CPSC 441, Fall 2018
Lab 9, Part 1:  Introduction to MPI
This lab will get you started working with MPI. You will write a couple simple MPI programs, and do some testing. You should have read the MPI handout before starting the lab!
In the second part of the MPI lab, next Monday, you will work on a more substantial program. Both MPI labs are meant to be fairly short. Work from both parts will be due on Friday, December 7. For this part of the lab, everyone will turn in files named ex1.c and ex2.c. The remaining exercises can be turned in either individually or with a partner.
Running MPI
You should work in your netXX account, and you should already have set up that account to do passwordless login to the cslab and csfac computers. (See the first section of the handout for instructions.)
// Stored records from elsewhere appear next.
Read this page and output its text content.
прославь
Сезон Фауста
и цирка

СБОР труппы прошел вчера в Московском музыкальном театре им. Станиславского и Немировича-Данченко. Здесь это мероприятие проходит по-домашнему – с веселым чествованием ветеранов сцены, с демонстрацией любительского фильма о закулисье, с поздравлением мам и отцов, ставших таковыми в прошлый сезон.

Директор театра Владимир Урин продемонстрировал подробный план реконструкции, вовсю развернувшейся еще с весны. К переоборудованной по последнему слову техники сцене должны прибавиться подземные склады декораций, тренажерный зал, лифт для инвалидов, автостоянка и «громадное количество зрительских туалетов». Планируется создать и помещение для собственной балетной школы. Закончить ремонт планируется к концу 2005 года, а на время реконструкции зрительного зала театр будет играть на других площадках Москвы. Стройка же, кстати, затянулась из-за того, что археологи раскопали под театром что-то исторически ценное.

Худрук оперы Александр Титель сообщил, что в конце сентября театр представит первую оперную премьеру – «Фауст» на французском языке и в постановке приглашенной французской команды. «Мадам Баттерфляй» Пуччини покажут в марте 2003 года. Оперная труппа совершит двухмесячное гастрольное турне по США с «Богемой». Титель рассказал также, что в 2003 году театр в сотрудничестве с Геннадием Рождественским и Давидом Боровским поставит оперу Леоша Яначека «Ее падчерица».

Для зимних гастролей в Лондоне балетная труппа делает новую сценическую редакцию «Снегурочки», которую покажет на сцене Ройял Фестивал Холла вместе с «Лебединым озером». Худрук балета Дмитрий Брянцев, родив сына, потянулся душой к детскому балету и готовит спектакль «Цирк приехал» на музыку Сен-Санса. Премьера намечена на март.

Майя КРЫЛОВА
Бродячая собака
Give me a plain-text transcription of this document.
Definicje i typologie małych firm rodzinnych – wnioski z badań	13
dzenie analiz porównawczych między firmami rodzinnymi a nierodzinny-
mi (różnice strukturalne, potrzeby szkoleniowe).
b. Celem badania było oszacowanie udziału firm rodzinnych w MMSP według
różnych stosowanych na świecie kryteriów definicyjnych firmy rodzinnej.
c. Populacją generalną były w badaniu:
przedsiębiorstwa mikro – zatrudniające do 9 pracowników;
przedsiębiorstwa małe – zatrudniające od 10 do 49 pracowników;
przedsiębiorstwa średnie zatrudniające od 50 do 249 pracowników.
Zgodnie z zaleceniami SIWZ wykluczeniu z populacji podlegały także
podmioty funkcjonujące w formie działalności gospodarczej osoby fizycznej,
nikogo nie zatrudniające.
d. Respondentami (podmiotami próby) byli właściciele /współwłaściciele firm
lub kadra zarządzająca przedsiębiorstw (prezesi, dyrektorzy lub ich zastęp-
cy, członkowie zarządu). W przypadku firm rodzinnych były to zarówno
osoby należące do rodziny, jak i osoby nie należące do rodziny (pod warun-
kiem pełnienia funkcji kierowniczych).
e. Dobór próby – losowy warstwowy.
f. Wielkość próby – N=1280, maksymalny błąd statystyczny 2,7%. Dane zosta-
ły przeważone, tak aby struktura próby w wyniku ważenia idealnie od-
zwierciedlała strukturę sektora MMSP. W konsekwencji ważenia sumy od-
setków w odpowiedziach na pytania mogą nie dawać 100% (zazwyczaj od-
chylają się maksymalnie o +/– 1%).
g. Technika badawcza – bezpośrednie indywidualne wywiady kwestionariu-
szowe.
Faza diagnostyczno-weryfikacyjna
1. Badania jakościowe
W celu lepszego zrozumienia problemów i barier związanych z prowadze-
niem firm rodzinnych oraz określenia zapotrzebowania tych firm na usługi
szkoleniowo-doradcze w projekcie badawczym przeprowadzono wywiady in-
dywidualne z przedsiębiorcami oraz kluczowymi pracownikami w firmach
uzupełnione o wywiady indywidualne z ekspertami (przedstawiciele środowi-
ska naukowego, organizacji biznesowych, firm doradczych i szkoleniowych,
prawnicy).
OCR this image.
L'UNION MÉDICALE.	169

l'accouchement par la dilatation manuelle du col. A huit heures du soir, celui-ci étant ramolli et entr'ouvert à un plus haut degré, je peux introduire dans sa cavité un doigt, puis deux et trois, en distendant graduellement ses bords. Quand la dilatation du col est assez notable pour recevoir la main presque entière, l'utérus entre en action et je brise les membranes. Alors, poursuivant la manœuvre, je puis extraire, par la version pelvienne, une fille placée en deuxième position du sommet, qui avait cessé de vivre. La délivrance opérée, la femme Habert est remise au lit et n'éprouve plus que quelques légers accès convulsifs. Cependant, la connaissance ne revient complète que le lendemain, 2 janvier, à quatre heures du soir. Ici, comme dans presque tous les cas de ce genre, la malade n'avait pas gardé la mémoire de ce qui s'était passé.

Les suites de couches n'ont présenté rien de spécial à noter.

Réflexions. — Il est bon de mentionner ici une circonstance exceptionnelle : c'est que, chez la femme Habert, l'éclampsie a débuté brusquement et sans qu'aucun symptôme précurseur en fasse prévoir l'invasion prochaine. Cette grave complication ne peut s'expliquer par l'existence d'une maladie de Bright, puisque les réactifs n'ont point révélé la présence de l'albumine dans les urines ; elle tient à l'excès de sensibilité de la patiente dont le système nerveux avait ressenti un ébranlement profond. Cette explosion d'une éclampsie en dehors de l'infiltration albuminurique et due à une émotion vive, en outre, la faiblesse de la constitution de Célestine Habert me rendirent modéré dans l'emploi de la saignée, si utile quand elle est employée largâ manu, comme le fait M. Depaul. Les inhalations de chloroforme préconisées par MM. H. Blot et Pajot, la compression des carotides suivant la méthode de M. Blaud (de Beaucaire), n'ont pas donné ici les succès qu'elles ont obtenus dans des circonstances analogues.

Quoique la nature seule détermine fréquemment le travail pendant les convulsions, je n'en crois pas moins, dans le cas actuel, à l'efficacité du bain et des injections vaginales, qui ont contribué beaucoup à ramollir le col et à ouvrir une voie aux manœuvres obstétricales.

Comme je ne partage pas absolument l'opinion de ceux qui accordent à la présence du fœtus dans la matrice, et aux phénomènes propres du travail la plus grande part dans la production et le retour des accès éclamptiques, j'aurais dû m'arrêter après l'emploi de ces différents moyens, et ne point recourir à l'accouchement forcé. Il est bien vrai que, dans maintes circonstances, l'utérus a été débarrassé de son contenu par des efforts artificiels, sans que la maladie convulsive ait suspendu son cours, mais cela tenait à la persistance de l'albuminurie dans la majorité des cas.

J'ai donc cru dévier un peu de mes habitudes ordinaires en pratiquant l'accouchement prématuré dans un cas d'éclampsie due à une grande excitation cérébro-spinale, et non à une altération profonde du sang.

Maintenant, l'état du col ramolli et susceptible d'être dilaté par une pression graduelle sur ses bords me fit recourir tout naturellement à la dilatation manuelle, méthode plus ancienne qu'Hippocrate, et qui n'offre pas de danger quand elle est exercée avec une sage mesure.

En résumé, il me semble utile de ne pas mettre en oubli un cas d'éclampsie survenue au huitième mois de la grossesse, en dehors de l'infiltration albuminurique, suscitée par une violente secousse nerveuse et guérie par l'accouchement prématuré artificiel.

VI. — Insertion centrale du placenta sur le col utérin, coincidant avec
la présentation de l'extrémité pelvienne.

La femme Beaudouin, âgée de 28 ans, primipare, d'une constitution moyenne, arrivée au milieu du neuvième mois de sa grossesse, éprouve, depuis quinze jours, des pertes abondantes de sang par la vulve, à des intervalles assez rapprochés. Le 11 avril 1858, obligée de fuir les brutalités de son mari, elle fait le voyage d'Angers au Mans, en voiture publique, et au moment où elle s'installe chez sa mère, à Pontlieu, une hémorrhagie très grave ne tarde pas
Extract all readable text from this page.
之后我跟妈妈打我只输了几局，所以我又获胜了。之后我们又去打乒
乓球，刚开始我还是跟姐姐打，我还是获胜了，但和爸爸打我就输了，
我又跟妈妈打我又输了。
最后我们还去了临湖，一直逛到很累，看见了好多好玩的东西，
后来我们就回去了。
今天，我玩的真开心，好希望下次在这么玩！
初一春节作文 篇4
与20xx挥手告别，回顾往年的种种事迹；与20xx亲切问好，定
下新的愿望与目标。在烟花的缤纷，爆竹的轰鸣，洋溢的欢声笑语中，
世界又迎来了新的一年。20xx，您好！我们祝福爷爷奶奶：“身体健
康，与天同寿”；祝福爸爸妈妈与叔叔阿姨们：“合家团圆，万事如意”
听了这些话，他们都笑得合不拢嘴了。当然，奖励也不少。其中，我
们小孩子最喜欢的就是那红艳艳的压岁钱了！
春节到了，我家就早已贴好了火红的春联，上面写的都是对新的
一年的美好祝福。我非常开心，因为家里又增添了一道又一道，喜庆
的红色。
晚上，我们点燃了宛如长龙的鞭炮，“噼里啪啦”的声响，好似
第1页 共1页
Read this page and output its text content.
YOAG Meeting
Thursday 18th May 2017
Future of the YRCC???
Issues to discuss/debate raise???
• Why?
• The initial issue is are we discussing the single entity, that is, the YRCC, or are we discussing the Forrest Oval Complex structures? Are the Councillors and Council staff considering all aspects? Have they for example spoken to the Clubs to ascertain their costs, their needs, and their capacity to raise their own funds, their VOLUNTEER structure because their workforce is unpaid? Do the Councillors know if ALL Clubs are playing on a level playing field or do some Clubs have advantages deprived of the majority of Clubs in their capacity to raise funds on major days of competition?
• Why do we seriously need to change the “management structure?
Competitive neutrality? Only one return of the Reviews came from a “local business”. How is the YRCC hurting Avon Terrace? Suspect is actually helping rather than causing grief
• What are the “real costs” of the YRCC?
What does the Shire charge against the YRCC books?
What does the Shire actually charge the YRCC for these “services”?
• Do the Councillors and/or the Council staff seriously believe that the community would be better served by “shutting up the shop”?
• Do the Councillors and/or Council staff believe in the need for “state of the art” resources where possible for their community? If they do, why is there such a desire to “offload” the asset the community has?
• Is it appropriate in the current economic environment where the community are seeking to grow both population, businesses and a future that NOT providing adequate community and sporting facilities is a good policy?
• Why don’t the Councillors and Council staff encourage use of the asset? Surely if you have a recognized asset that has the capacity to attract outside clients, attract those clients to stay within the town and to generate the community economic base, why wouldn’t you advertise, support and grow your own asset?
The folder /classes/cs441/MPI contains files that you will need for this lab. You should copy that folder, and use the copy as your working directory for the rest of this lab. The commands given here assume that all the files are in your working directory.
To make sure that you can compile and run MPI programs, you should try compiling and running the sample program hello_mpi.c. This is the same sample program that I handed out in class. To compile it, use the command
    mpicc  -o hello_mpi  hello_mpi.c
The name that you use for the executable (after the "-o" option) is up to you, but using the name of the main .c file is typical. Once the program has been compiled, you can use
    mpirun  -n 8  hello_mpi
to run it. This command runs the program in 8 processes on the computer that you are using.
You should also try running the program on several computers. One way to do it is to use the -H option and give a list if the computers on which you want to run the program. For example:
    mpirun  -H cslab3,cslab8,csfac2,csfac6  -n 4  hello_mpi
However, this only allows one process on each of the named computers. If you want to try to run extra processes, you will get an error message saying that you do not have enough "slots" available. To avoid that, you can specify a hostfile that lists available computers and the number of slots available on each. The file allhosts lists all 20 lab computers and specifies four slots on each one. You can use this file with the -hostfile of mpirun. For example:
    mpirun  -hostfile allhosts  -n 20  hello_mpi
You can run up to 80 processes in this way. It is also possible to combine the -H and -hostfile options, to specify which computers from the file you would like to use:
    mpirun  -hostfile allhosts  -H csfac4,cslab7,cslab1  -n 12  hello_mpi
It is actually possible to tell MPI that it can start more processes than the specified number of slots. To do that give the following command in the Terminal where you are working:
     export OMPI_MCA_rmaps_base_oversubscribe=1
(The last time I used MPI, it allowed oversubscribing by default, but apparently it's not considered to be a good idea.)
One more thing. You might want to run the following command to clean up any leftover MPI processes on all of the lab computers:
    mpirun --pernode --hostfile allhosts ompi-clean
I have occasionally run into some very long startup times for the MPI virtual machine. It could be that left-over processes are part of the problem, and running ompi-clean might help.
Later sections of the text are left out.